Their new EP provides three club heaters, built around mostly familiar samples. ‘DONT LINGER’ sees the melancholy synth line from Fatima Yamaha’s tune ‘What’s A Girl To Do’ floating over Baltimore club beats. The sample used in the tranquil tune ‘BODEGA BREATH’ similarly feels oddly familiar too, although I can’t figure out its origin. That’s not the case with ‘DELI BREATH’, though, on which the trio brilliantly flips the evergreen vocal line from the ’90s classic ‘It’s A Fine Day’ by Opus III. And in ‘NO SLEEP’, they employ the iconic synth stabs and Maxi Jazz’s vocal cut from the era-defining Faithless hit ‘Insomnia’. As masters of reinterpretations and bootlegs, they can flip any sample, and edit or remix almost any given classic, and call it their own.

Průvan – Zlobivá

If the mention of bass music and sound design in the same sentence sends shivers down your spine, and producers like Pinch, Cocktail Party Effect and Walton rank among your heroes, the latest release from the Prague label YUKU should definitely be added to your digital shelf. Průvan is a US-born, Czech-based producer, who debuted on Pinch’s Tectonic Recordings in 2021 with the Pozor EP, a package of tempo-bending darkside beats for sound system workouts which attracted accolades from respected names like Barker and Kursa.

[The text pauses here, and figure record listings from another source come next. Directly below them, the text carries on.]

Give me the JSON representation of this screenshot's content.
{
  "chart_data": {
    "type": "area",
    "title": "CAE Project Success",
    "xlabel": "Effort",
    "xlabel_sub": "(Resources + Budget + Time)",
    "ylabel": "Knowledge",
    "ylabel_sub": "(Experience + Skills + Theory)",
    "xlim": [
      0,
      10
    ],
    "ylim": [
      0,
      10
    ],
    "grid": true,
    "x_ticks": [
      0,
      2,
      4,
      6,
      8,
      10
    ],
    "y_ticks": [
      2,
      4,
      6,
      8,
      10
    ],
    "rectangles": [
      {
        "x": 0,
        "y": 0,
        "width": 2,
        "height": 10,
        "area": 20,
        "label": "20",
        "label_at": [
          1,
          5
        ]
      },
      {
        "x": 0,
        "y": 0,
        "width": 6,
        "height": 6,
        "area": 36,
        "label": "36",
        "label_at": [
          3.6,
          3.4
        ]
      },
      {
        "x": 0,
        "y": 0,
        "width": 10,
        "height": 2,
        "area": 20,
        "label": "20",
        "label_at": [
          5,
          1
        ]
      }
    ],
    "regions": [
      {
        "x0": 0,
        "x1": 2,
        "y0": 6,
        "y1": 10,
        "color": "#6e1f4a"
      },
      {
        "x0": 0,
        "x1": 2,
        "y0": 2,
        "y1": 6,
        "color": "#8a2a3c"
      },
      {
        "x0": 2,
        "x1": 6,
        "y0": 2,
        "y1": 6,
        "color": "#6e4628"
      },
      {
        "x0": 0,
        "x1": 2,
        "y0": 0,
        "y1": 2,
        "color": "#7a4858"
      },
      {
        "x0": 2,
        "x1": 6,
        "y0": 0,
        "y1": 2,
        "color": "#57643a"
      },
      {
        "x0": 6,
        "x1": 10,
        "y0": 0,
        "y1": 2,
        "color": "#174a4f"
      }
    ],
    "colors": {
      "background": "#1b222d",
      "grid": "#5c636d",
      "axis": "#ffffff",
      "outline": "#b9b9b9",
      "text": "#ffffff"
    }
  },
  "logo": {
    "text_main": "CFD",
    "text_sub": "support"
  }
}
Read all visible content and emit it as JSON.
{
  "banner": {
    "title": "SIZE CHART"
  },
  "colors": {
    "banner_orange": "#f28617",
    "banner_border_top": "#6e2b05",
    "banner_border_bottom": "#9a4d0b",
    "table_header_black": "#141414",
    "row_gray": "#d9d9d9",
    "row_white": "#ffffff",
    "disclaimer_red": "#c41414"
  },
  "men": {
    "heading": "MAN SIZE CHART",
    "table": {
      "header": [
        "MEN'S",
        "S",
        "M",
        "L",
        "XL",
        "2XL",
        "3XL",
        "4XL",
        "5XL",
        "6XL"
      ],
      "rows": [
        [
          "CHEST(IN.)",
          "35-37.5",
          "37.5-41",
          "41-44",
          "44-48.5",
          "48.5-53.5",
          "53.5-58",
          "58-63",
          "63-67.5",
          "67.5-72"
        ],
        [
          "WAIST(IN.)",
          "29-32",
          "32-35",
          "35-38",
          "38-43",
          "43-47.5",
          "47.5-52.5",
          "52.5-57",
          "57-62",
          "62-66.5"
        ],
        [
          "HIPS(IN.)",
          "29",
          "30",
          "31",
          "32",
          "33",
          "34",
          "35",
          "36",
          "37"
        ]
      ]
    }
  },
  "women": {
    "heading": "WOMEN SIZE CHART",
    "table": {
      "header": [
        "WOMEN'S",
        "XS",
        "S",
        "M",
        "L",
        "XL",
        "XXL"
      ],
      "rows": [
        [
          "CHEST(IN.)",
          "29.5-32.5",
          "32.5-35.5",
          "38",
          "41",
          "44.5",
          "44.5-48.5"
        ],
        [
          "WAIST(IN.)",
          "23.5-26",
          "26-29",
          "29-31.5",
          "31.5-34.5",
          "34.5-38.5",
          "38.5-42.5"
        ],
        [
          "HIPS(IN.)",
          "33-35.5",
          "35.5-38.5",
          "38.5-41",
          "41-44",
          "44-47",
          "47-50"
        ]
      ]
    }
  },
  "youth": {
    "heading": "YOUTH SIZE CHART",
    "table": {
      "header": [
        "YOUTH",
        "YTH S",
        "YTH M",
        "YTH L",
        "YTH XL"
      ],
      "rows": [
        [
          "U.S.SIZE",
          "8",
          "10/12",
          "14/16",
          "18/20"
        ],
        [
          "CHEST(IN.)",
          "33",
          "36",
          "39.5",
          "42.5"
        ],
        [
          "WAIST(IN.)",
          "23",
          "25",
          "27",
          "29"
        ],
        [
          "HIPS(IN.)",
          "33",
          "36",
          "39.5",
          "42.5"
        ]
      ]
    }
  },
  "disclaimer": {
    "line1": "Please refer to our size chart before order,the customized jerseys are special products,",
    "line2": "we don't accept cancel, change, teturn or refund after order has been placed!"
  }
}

On his new EP, Průvan presents an even more gargantuan sound. ‘Freeze Out’ is a no-prisoners-taken bass-laden roller, transfixed by ruthless rave stabs and boasting an HD sound image worthy of any veteran producer with decades of practice. The self-explanatory tune ‘The Stomper’, built around hulking broken beats, takes the bass even deeper into the crust of the earth, bringing to mind images of lava flows from Werner Herzog’s documentary Into The Inferno, while the title track takes the form of a hardcore D&B roller with a more experimental bent. It’s the kind of bass music that is non-formulaic, in places even experimental, yet easily accessible.

Doctor Jeep – Push The Body

The Colombian label TraTraTrax has been rightly at the centre of discussions around contemporary Latin club music over the last two yeas, gaining momentum on the global club circuit and delivering plenty of fire. Its latest outing comes from New York producer Doctor Jeep, who’s been discretely dropping huge tunes for almost a decade now. My favourite release from him so far, Push The Body takes inspiration from his Brazilian roots, incorporating syncopated Latin-Caribbean rhythms from the realms of baile funk, samba and reggaeton.

Like a gym bro on helium, the energetic chipmunk vocal loop in the title track, a shiver-inducing mutant dubstep techno roller, commands you to "push your body." The syncopated hip-shaker ‘Rolla Dex’, with its circling samba-inspired snare drum rolls, is pure dancefloor funk, while ‘Reso Danz’, a slow-burn chugger boasting a rave-inspired synthline that cuts through the dembow beats, simmers the initial velocity to a pleasing 92 BPM. Factor in Hodge’s remix of the same track, a certified peak time anthem, Aquarian’s psychedelic "trance-meets-baile-meets-dembow at 164 BPM" reworking of ‘Push The Body’, and Sam Binga’s turbo-charged stomper version of ‘Rolla Dex’, and you’ve got a perfect EP.